OK, so the title of their comeback tour, ‘Boyzone: Back Again… No Matter What’, did not bode well. Rather than ‘Back By Popular Demand’ there was an apologetic tone that suggested they weren’t confident that their return would be welcomed.
However their gig at the Millennium Dome last night (I refuse to call it the O2 – I dread the day when all London’s buildings are named after corporations) proved that they had nothing to worry about.
Now, as a veteran of their 90s tours, I can say that according to any standard their show is better than anything they’ve put on before. Their concerts always used to be a little slapdash, but they’ve clearly put a lot of time, effort and money into this venture.
The audience was treated to pyrotechnics, glistening abs, and a stage that by turns span, flew, and dropped away.
Of course I’m no neutral observer: I was there to spend a couple of hours regressing into naive teenage hysteria, and to see the band that was such an important part of my awkward adolescent years. For any Boyzone fan it was a delight to see the band so clearly enjoying being on stage, especially compared with their obvious boredom during the dying months before their split.
I also enjoyed the fact that the concert wasn’t just the Ronan show – all of the band got their chance in the spotlight, without it ever feeling forced – No more Good Conversation (you know what I’m talking about Boyzone fans).

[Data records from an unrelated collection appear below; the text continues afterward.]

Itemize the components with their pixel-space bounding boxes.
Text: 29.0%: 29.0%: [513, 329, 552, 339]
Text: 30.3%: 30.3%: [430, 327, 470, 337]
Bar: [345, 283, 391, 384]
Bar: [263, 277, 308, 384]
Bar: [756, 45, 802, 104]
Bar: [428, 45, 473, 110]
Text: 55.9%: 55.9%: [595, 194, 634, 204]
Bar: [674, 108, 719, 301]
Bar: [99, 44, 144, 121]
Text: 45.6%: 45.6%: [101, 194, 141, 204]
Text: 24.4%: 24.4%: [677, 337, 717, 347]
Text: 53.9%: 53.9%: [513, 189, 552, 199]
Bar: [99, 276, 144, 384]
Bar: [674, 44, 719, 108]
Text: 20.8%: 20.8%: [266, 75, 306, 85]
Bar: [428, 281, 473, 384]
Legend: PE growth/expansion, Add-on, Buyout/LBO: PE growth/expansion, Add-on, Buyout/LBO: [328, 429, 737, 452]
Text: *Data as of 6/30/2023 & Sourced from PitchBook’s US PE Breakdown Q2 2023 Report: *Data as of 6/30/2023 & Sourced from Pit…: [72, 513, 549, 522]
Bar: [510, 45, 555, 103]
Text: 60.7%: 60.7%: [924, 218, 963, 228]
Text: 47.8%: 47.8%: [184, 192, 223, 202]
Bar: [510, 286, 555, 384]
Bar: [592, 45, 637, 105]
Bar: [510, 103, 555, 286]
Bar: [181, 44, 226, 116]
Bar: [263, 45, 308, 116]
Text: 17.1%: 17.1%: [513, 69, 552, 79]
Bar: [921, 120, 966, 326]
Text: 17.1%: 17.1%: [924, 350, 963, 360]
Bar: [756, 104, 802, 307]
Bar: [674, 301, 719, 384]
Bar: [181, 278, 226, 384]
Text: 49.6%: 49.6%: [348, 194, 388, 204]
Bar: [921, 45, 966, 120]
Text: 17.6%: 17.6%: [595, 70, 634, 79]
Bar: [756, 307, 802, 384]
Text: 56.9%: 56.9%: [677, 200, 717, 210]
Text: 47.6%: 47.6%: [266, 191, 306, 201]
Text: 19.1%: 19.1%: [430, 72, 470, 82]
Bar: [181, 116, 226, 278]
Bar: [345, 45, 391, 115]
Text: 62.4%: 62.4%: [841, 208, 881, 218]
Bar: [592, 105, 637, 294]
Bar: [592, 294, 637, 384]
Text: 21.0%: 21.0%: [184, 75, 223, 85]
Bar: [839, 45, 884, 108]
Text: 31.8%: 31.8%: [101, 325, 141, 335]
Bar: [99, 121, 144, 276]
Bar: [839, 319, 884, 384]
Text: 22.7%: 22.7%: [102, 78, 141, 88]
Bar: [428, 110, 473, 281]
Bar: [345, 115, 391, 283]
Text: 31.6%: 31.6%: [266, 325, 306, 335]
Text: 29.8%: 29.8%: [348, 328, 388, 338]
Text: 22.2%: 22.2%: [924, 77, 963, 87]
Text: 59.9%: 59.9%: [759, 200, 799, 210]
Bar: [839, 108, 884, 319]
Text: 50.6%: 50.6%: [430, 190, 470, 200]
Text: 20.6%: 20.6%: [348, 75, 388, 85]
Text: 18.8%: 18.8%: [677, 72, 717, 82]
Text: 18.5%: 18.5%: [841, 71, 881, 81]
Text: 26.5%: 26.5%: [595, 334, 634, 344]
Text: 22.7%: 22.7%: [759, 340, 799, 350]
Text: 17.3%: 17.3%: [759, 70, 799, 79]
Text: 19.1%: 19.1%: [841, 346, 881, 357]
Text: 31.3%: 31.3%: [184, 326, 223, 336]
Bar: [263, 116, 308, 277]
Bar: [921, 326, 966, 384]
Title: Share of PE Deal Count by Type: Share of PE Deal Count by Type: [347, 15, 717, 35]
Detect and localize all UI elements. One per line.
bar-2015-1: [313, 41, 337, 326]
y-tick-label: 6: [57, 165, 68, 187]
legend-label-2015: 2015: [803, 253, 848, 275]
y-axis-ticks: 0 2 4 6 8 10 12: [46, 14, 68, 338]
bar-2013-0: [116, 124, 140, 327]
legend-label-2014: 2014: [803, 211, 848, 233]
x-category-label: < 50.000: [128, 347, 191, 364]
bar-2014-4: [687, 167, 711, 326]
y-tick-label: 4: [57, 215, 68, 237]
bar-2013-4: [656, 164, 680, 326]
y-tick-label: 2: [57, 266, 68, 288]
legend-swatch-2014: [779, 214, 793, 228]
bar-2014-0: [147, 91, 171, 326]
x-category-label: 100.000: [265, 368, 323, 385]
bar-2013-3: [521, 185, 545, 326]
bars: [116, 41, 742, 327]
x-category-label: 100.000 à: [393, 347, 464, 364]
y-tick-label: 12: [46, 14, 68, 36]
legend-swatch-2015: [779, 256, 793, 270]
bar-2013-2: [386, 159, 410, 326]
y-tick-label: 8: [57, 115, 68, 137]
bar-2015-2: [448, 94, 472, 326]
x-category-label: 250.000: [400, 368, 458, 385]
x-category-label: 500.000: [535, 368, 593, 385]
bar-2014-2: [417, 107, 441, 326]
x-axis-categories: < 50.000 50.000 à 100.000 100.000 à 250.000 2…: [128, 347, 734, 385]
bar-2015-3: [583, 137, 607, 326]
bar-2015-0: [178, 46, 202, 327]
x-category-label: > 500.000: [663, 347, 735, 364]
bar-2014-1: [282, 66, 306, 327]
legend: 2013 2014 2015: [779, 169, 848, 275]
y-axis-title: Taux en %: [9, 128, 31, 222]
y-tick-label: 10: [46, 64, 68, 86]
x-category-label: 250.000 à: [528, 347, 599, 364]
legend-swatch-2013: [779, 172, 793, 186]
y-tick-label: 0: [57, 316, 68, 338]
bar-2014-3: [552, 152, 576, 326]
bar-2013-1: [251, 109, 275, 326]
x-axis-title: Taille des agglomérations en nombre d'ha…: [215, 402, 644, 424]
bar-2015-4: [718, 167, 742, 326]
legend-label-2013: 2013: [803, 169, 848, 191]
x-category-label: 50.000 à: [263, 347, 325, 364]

They were always more than the sum of their parts, a fact that was proved by Ronan’s lacklustre solo career. The biggest surprise was Shane Lynch singing Michael Jackson’s Bad – where that voice came from I have no idea, but I liked it! Also impressive was Mike’s turn on the piano during words. They’ve all really upped their game.
Highlights were the retro gym rendering of When the Going Gets Tough (pictured above for your enjoyment), their first performance of And I, and Stephen Gately’s irrepressible enthusiasm.
They also unveiled their new single Can’t Stop Thinking About You, an excerpt of which I managed to shakily record (I think it’ll demonstrate Stephen’s aforementioned performance zeal). It’s catchy I think:
Only two minor complaints: Father and Son was accompanied by a really creepy animation, and they didn’t play either of their best up-tempo tracks – So Good, and Together – the latter being particularly fitting for a reunion tour. Other than that, I’m looking forward to seeing the show again later in the tour: after eight years of absence once just isn’t enough!